We now know that plastic is not just impacting on the ocean and all the animals that live there, but it’s also impacting us – with toxins and even tiny bits of plastic making their way into our food, our water and even being found in human poop.
It’s depressing stuff. And for a while it overwhelmed me with a desperate need to rid all plastic from my life, to shout at people using takeaway coffee cups, to send angry emails to supermarkets using plastic bags, and to be generally pretty down about the state of the world. But then I started to see another side of the issue – I met incredible humans running beach cleans and school programs, I found cafes with mug libraries and bars with metal straws, I came to see that we have all the solutions we need to start fighting this problem and that instead of being angry I could redirect that energy into finding and sharing alternatives, to try and be part of the solution.
Here’s some of my plastic-free tips to give you some ideas of little changes you can make to start cutting back on plastic:
Go reusable: Start with the “big 4” – coffee cups, bottles, bags & straws. Get in the habit of carrying reusables, leave them in your bag or car.
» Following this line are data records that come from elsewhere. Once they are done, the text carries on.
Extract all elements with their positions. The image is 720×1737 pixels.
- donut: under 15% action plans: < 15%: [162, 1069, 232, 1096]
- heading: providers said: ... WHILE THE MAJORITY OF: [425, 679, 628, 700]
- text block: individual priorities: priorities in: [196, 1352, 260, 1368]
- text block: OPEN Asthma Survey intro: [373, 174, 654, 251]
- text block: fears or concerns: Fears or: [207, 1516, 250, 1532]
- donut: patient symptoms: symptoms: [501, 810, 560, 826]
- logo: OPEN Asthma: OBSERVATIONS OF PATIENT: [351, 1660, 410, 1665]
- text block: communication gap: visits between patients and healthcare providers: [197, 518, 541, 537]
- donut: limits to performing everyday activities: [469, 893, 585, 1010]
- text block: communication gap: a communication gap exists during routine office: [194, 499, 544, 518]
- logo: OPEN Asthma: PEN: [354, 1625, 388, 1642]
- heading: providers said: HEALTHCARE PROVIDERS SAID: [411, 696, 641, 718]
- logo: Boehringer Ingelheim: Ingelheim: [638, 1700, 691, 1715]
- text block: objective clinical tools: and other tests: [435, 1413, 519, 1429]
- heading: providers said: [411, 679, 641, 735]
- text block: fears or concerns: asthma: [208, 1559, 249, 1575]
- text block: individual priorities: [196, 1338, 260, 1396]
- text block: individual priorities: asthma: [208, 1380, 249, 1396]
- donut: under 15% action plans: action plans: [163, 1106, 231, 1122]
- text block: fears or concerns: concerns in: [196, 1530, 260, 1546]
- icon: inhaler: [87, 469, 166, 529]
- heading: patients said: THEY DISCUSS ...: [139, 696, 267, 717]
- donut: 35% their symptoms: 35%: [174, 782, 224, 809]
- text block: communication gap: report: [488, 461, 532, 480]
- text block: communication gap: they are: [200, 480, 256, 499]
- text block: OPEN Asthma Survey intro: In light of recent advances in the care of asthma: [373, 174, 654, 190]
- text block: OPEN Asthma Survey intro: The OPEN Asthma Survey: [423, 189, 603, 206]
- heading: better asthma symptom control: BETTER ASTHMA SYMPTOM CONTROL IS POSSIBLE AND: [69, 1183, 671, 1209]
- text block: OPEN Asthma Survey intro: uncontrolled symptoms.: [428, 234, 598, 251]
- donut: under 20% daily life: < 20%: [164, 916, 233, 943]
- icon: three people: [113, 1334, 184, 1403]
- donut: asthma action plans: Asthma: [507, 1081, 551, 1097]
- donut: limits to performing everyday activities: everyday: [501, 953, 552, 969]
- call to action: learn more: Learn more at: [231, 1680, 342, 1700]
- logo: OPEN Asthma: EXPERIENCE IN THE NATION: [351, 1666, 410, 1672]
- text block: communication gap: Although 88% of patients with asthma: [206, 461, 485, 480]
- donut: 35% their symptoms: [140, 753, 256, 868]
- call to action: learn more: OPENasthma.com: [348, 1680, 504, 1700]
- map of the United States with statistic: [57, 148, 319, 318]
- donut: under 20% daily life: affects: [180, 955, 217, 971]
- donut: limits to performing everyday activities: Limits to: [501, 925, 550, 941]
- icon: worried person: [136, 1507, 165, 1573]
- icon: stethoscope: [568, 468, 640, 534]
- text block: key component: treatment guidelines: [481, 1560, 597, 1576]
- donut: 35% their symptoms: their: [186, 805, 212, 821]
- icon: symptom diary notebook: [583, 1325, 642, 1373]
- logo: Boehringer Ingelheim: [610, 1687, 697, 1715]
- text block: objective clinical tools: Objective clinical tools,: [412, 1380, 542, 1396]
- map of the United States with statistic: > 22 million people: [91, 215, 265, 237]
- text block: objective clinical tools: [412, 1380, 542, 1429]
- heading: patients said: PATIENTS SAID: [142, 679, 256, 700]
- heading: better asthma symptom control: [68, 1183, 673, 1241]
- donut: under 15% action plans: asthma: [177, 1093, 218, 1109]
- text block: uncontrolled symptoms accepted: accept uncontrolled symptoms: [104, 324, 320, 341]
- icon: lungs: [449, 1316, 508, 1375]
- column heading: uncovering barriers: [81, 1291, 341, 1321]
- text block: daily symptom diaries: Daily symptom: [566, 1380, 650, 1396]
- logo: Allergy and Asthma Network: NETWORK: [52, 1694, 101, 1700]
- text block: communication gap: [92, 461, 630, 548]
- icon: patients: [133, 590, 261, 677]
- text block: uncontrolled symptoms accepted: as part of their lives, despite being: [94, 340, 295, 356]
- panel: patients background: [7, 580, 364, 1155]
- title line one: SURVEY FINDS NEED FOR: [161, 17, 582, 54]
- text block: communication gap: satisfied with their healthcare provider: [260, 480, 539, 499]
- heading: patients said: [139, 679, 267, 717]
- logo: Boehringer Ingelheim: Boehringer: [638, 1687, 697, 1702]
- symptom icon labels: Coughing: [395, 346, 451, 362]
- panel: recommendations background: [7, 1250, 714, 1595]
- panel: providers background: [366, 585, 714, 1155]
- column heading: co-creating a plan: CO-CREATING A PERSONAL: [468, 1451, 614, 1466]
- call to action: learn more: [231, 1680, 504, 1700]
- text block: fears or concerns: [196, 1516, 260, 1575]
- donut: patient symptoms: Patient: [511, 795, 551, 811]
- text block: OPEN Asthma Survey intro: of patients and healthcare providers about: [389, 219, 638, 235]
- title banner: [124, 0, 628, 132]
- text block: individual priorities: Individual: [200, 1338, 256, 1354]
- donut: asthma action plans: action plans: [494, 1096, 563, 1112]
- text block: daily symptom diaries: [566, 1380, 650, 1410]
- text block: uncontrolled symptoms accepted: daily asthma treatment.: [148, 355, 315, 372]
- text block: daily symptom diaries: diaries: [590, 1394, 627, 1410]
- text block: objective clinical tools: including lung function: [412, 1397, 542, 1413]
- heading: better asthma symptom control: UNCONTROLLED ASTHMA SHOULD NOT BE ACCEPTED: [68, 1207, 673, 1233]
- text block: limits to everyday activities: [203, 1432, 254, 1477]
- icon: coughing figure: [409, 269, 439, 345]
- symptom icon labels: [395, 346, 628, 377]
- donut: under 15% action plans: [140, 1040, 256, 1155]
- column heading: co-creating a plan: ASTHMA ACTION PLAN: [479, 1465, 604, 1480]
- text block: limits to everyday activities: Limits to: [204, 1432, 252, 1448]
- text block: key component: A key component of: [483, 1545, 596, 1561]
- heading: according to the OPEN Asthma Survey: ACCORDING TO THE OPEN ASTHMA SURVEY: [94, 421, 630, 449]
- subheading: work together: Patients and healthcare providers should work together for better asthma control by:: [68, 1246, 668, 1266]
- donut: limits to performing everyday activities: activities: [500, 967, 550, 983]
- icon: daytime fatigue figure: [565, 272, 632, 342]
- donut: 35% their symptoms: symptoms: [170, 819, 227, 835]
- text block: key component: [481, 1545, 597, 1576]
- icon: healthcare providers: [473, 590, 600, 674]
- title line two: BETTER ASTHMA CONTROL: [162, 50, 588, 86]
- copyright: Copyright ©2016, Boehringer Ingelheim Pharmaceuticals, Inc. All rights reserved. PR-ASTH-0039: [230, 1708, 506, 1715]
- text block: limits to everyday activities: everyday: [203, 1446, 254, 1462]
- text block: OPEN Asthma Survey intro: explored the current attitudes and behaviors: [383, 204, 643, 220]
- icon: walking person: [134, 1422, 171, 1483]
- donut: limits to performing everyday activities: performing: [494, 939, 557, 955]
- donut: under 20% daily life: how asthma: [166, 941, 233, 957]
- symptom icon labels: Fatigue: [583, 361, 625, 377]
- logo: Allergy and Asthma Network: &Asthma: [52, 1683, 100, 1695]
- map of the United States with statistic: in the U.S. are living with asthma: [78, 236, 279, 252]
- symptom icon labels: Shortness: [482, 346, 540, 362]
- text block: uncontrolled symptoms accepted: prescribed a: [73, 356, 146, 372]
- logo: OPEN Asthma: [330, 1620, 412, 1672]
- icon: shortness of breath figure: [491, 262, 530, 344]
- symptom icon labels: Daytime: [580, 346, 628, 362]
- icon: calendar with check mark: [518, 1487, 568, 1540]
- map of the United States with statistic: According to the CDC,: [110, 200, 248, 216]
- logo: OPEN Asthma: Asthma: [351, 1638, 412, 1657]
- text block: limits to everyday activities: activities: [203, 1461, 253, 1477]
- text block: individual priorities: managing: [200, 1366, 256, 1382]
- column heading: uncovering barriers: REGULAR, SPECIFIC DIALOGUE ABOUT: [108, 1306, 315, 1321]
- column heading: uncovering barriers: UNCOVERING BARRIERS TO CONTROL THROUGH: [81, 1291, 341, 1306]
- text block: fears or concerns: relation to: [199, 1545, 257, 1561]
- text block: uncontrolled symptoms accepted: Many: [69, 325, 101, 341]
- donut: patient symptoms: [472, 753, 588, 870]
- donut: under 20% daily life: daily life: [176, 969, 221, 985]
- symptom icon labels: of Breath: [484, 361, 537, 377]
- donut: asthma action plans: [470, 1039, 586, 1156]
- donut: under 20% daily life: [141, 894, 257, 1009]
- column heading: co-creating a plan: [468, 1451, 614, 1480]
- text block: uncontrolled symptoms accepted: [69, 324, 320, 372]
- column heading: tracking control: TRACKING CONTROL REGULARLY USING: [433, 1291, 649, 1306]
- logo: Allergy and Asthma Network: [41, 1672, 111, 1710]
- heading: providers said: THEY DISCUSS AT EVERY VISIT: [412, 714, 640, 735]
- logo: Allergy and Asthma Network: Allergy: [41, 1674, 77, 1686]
Buy plastic-free and vote with your dollars: There’s so many easy alternatives, like shampoo bars (maybe these ones from Ethique or Lush), deodorant (like this one from Wild Search), sunscreen (e.g. Sunbutter), moon cups for the ladies (Gypsy Vibes) and bamboo toothbrushes. Find your local farmers market & bulk food stores.
DIY: beeswax wraps (an easy to make alternative to cling film wrap), body scrub, laundry detergent – pretty much anything you can buy at a supermarket has an easily Google-able DIY alternative.
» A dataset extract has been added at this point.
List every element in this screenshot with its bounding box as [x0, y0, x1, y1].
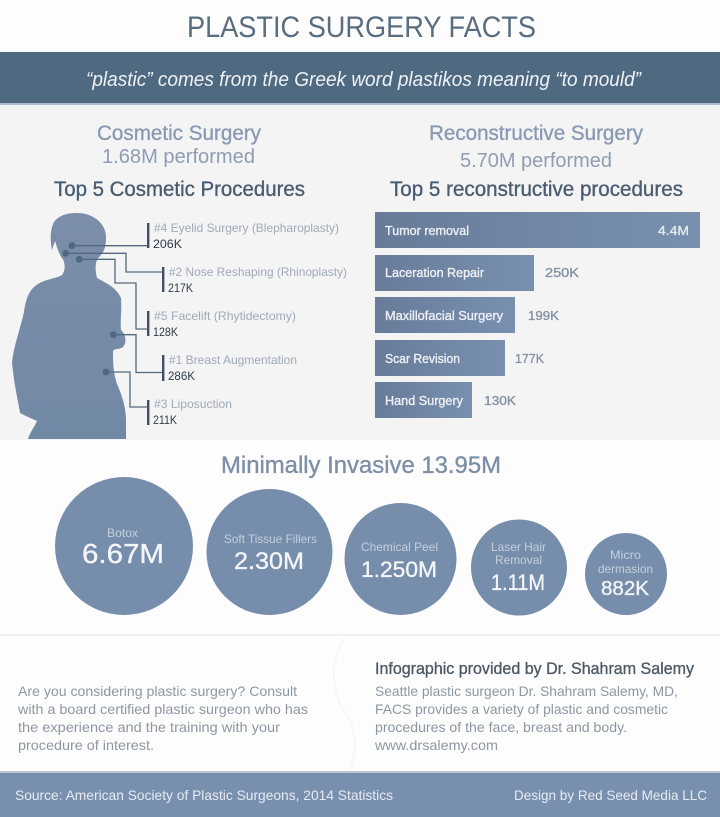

Find what fits for you: Remember this isn’t about perfection. If you make a mistake then don’t give up, just learn from it and try better next time.
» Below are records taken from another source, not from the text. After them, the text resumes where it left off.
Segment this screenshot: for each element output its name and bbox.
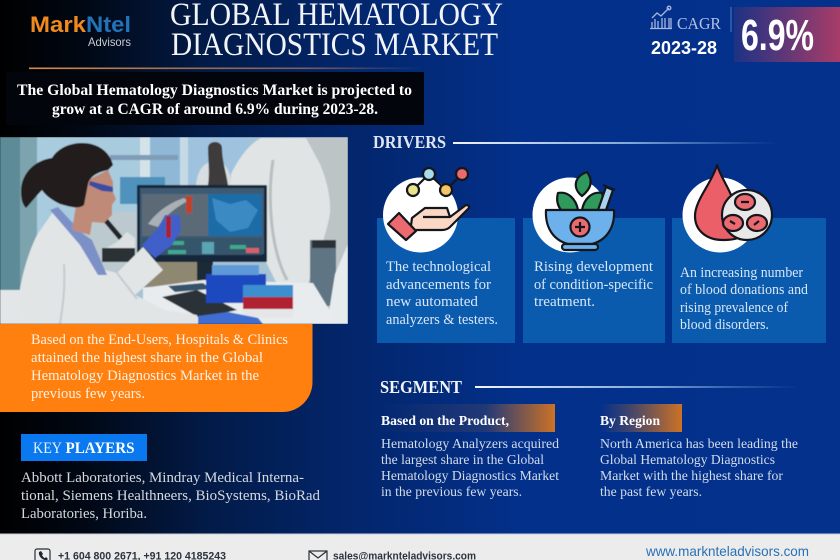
footer: www.marknteladvisors.com [645, 543, 809, 559]
icon: mortar with herbs [546, 172, 615, 250]
segment: product [381, 404, 559, 500]
key players heading [21, 434, 147, 461]
panel: driver 2 treatment: Rising development [534, 259, 653, 275]
panel: driver 1 technology: new automated [386, 294, 479, 310]
key players list [21, 470, 320, 522]
intro banner [6, 72, 424, 125]
intro banner: The Global Hematology Diagnostics Market is projected to [17, 82, 412, 99]
icon: hand with nodes [388, 168, 469, 240]
CAGR block: 2023-28 [651, 38, 717, 58]
icon: phone [35, 549, 50, 560]
panel: driver 3 blood [672, 165, 826, 343]
panel: driver 1 technology: The technological [386, 259, 491, 275]
segment: region: Market with the highest share for [600, 469, 783, 484]
key players heading: PLAYERS [66, 440, 135, 457]
segment: region: the past few years. [600, 485, 702, 500]
intro banner: grow at a CAGR of around 6.9% during 2023-28. [52, 101, 378, 118]
panel: driver 2 treatment: treatment. [534, 294, 595, 310]
blue rack [206, 265, 266, 303]
keyboard [162, 290, 237, 318]
segment: product: Hematology Analyzers acquired [381, 437, 559, 452]
back person [196, 138, 330, 284]
panel: driver 2 treatment [523, 172, 665, 343]
panel: driver 1 technology: advancements for [386, 277, 491, 293]
key players list: tional, Siemens Healthneers, BioSystems, BioRad [21, 488, 320, 504]
title [170, 0, 503, 63]
desk [143, 280, 338, 324]
callout: end users: Based on the End-Users, Hospitals & Clinics [31, 332, 288, 348]
photo: lab scientist at monitor [0, 137, 348, 324]
red tube rack [242, 284, 294, 310]
logo [30, 12, 131, 49]
panel: driver 3 blood: blood disorders. [680, 317, 769, 333]
monitor [137, 185, 267, 284]
segment: region: By Region [600, 414, 660, 429]
logo: Mark [30, 12, 87, 37]
woman coat [16, 207, 197, 324]
segment: region [600, 404, 798, 500]
panel: driver 3 blood: rising prevalence of [680, 300, 788, 316]
microscope [102, 218, 135, 262]
title: DIAGNOSTICS MARKET [171, 27, 498, 63]
segment: product: Hematology Diagnostics Market [381, 469, 559, 484]
footer [0, 534, 840, 560]
icon: envelope [309, 551, 327, 560]
icon: growth chart [650, 6, 672, 28]
drivers heading: DRIVERS [373, 132, 446, 152]
segment: product: in the previous few years. [381, 485, 522, 500]
key players list: Abbott Laboratories, Mindray Medical Interna- [21, 470, 304, 486]
panel: driver 2 treatment: of condition-specific [534, 277, 653, 293]
logo: Ntel [86, 12, 131, 37]
face [72, 170, 116, 235]
glove and tube [142, 215, 181, 258]
key players list: Laboratories, Horiba. [21, 506, 147, 522]
segment: product: the largest share in the Global [381, 453, 544, 468]
callout: end users [0, 324, 312, 412]
panel: driver 1 technology: analyzers & testers. [386, 312, 498, 328]
hair [21, 143, 113, 208]
panel: driver 3 blood: of blood donations and [680, 282, 809, 298]
segment: region: North America has been leading the [600, 437, 798, 452]
CAGR block: CAGR [677, 14, 722, 33]
segment heading: SEGMENT [380, 377, 462, 397]
safety glasses [89, 181, 113, 192]
icon: blood drop and cells [695, 165, 772, 240]
logo: Advisors [88, 35, 131, 49]
CAGR block [650, 6, 840, 62]
panel: driver 1 technology [377, 168, 515, 343]
segment: product: Based on the Product, [381, 414, 509, 429]
segment: region: Global Hematology Diagnostics [600, 453, 775, 468]
panel: driver 3 blood: An increasing number [680, 265, 803, 281]
callout: end users: Hematology Diagnostics Market in the [31, 368, 259, 384]
callout: end users: attained the highest share in the Global [31, 350, 263, 366]
callout: end users: previous few years. [31, 386, 145, 402]
key players heading: KEY [33, 440, 62, 457]
CAGR block: 6.9% [741, 11, 814, 60]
Avoid what you don’t need: Plastic ear cleaners, straws, little plastic fish filled with soy sauce, fruit wrapped in packaging – if we stop buying it, they’ll stop selling it.
Get involved: There are so many amazing groups doing incredible things - like Boomerang Bags - if you can’t find a local group you like, then why not start your own!
This is ultimately about a larger shift – away from convenience and quick fixes and towards a nostalgic past where things are reusable, repairable, reusable… Where we have time to sit down and drink a coffee instead of downing a take-away on the run. Where businesses are responsible for their waste products. Where communities work together to consume locally and less, with clothes swaps and repair cafes and libraries of stuff (where people share things like tents, tools & kid’s toys instead of all buying their own). Where we shop locally and plastic free at farmers markets, reducing shipping, carbon emissions and food waste as well as packaging. But all these big changes have to start somewhere, and the best place to start is right now with your own life. Your changes influence your friends, family, local community, government and ultimately together that’s what will save our oceans. As Jane Goodall famously said: “You cannot get through a single day without having an impact on the world around you. What you do makes a difference, and you have to decide what kind of difference you want to make.”.
What kind of impact do you want to make?